Bensheim. Bevor der verlorene Sohn am Ziel ankommt, muss er eine Ehrenrunde drehen. Gehört sich schließlich so, wenn man knapp drei Monate Auslandsaufenthalt in Lorsch hatte. Die Zeit hat der Brücke, die den Haupteingang der Weststadthalle mit dem Parkplatz am Berliner Ring in Bensheim verbindet, aber sichtlich gutgetan. Schließlich lässt es sich bei den klösterlichen Nachbarn gut leben.

Auf dem Betriebshof der Firma Stahlbau Ried bekam der 24 Tonnen Koloss bekanntlich eine Generalüberholung, sprich Sanierung, nachdem am 18. März 2022 ein Lkw die Konstruktion gerammt und praktisch aus den Angeln gehoben hatte.

Für Mittwochabend organisierte der zuständige Zweckverband Kommunalwirtschaft Mittlere Bergstraße (KMB) nun im Zusammenspiel mit Behörden, dem Fachbetrieb und dem Bensheimer THW die Rückfahrt. Um 22 Uhr ging es in der Klosterstadt los, eine Schwerlastparade mit zuckenden Warnlichtern in einer lauen Sommernacht.

THW mit 14 Personen aktiv

Das hat alles reibungslos funktioniert“, erklärte Dienststellenleiter Sascha Stein vom Bensheimer THW. Die Helfer begleiteten nicht nur den Transport und übernahmen die Demontage von Verkehrsschildern, wenn es mal etwas enger wurde. Sie unterstützten insgesamt die Aktion mit 14 Mann, kümmerten sich um das Ausleuchten der Einsatzstelle, die Verkehrssicherung und stellten die Stromversorgung sicher.

Eine Dreiviertelstunde nach dem Aufbruch erreichte die Kolonne die Weststadthalle, wo die Brücke zunächst besagte Ehrenrunde im Kreisel Europa-Allee hinter sich bringen musste, um später rückwärts in die exakte Parkposition gebracht zu werden. Bis dahin verwandelte sich der Abschnitt auf dem Berliner Ring in eine kleine Baustellenlandschaft, in der alle Beteiligten Hand und Hand arbeiteten, um einen reibungslosen Ablauf sicherzustellen.

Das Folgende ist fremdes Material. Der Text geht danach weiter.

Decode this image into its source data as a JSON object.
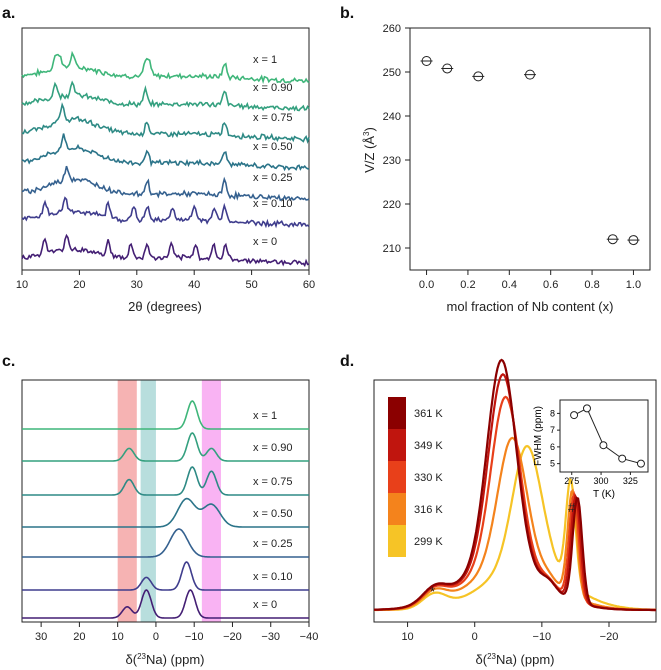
{
  "panel_labels": {
    "a": "a.",
    "b": "b.",
    "c": "c.",
    "d": "d."
  },
  "colors": {
    "series_a": [
      "#3fb67a",
      "#34a07f",
      "#2e8a85",
      "#2b7489",
      "#35618f",
      "#3e5295",
      "#3f3d8d",
      "#441f74"
    ],
    "temps": [
      "#8b0000",
      "#c0150e",
      "#e8401a",
      "#f4831c",
      "#f6c426"
    ]
  },
  "chart_data": [
    {
      "type": "line",
      "panel": "a",
      "title": "",
      "xlabel": "2θ (degrees)",
      "ylabel": "",
      "xlim": [
        10,
        60
      ],
      "xticks": [
        "10",
        "20",
        "30",
        "40",
        "50",
        "60"
      ],
      "series": [
        {
          "name": "x = 1",
          "peaks": [
            15.8,
            16.6,
            18.8,
            31.5,
            32.2,
            45.3
          ]
        },
        {
          "name": "x = 0.90",
          "peaks": [
            15.8,
            18.8,
            31.5,
            45.3
          ]
        },
        {
          "name": "x = 0.75",
          "peaks": [
            17.0,
            31.8,
            45.3
          ]
        },
        {
          "name": "x = 0.50",
          "peaks": [
            17.2,
            31.8,
            45.3
          ]
        },
        {
          "name": "x = 0.25",
          "peaks": [
            17.8,
            31.8,
            45.3
          ]
        },
        {
          "name": "x = 0.10",
          "peaks": [
            14.0,
            17.5,
            25.0,
            29.5,
            31.8,
            36.2,
            40.0,
            43.5,
            45.3
          ]
        },
        {
          "name": "x = 0",
          "peaks": [
            14.0,
            17.8,
            25.0,
            29.0,
            31.8,
            36.0,
            40.2,
            43.4,
            45.5
          ]
        }
      ]
    },
    {
      "type": "scatter",
      "panel": "b",
      "xlabel": "mol fraction of Nb content (x)",
      "ylabel_main": "V/Z (Å",
      "ylabel_sup": "3",
      "ylabel_end": ")",
      "xlim": [
        -0.08,
        1.08
      ],
      "ylim": [
        205,
        260
      ],
      "xticks": [
        "0.0",
        "0.2",
        "0.4",
        "0.6",
        "0.8",
        "1.0"
      ],
      "yticks": [
        "210",
        "220",
        "230",
        "240",
        "250",
        "260"
      ],
      "x": [
        0.0,
        0.1,
        0.25,
        0.5,
        0.9,
        1.0
      ],
      "y": [
        252.5,
        250.8,
        249.0,
        249.4,
        212.0,
        211.8
      ]
    },
    {
      "type": "line",
      "panel": "c",
      "xlabel_pre": "δ(",
      "xlabel_sup": "23",
      "xlabel_post": "Na) (ppm)",
      "xlim": [
        35,
        -40
      ],
      "xticks": [
        "30",
        "20",
        "10",
        "0",
        "−10",
        "−20",
        "−30",
        "−40"
      ],
      "shaded_regions": [
        {
          "from": 10,
          "to": 5,
          "color": "#f4a0a0"
        },
        {
          "from": 4,
          "to": 0,
          "color": "#a6d6d4"
        },
        {
          "from": -12,
          "to": -17,
          "color": "#f7a0f0"
        }
      ],
      "series": [
        {
          "name": "x = 1",
          "peaks": [
            [
              -9.5,
              1.0
            ]
          ]
        },
        {
          "name": "x = 0.90",
          "peaks": [
            [
              7,
              0.45
            ],
            [
              -9.5,
              1.0
            ],
            [
              -14.5,
              0.45
            ]
          ]
        },
        {
          "name": "x = 0.75",
          "peaks": [
            [
              7,
              0.55
            ],
            [
              -9.5,
              1.0
            ],
            [
              -14.5,
              0.85
            ]
          ]
        },
        {
          "name": "x = 0.50",
          "peaks": [
            [
              -8,
              1.0
            ],
            [
              -14.5,
              0.8
            ]
          ]
        },
        {
          "name": "x = 0.25",
          "peaks": [
            [
              -6,
              1.0
            ]
          ]
        },
        {
          "name": "x = 0.10",
          "peaks": [
            [
              2.5,
              0.45
            ],
            [
              -8,
              1.0
            ]
          ]
        },
        {
          "name": "x = 0",
          "peaks": [
            [
              7.5,
              0.4
            ],
            [
              2.5,
              1.0
            ],
            [
              -9,
              1.0
            ]
          ]
        }
      ]
    },
    {
      "type": "line",
      "panel": "d",
      "xlabel_pre": "δ(",
      "xlabel_sup": "23",
      "xlabel_post": "Na) (ppm)",
      "xlim": [
        15,
        -27
      ],
      "xticks": [
        "10",
        "0",
        "−10",
        "−20"
      ],
      "annotations": [
        "*",
        "#"
      ],
      "series": [
        {
          "name": "361 K",
          "main_peak": -4.0,
          "height": 1.0
        },
        {
          "name": "349 K",
          "main_peak": -4.2,
          "height": 0.93
        },
        {
          "name": "330 K",
          "main_peak": -4.6,
          "height": 0.82
        },
        {
          "name": "316 K",
          "main_peak": -5.6,
          "height": 0.62
        },
        {
          "name": "299 K",
          "main_peak": -7.8,
          "height": 0.58
        }
      ],
      "inset": {
        "type": "line",
        "xlabel": "T (K)",
        "ylabel": "FWHM (ppm)",
        "xlim": [
          265,
          340
        ],
        "ylim": [
          4.5,
          8.8
        ],
        "xticks": [
          "275",
          "300",
          "325"
        ],
        "yticks": [
          "5",
          "6",
          "7",
          "8"
        ],
        "x": [
          277,
          288,
          302,
          318,
          334
        ],
        "y": [
          7.9,
          8.3,
          6.1,
          5.3,
          5.0
        ]
      }
    }
  ]
}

KMB-Geschäftsführer Frank Daum und Professor Matthias Pfeifer beobachteten die Vorgänge aus der ersten Reihe. Pfeifer hatte in seinem Darmstädter Ingenieurbüro im Jahr 2008 mehrere Entwürfe selbst angefertigt und der Stadtverwaltung vorgelegt. Seine Vorstellungen deckten sich damals mit denen der Entscheidungsträger. Nach dem Unfall hatte ihn der KMB kontaktiert und um eine Einschätzung und Begutachtung gebeten.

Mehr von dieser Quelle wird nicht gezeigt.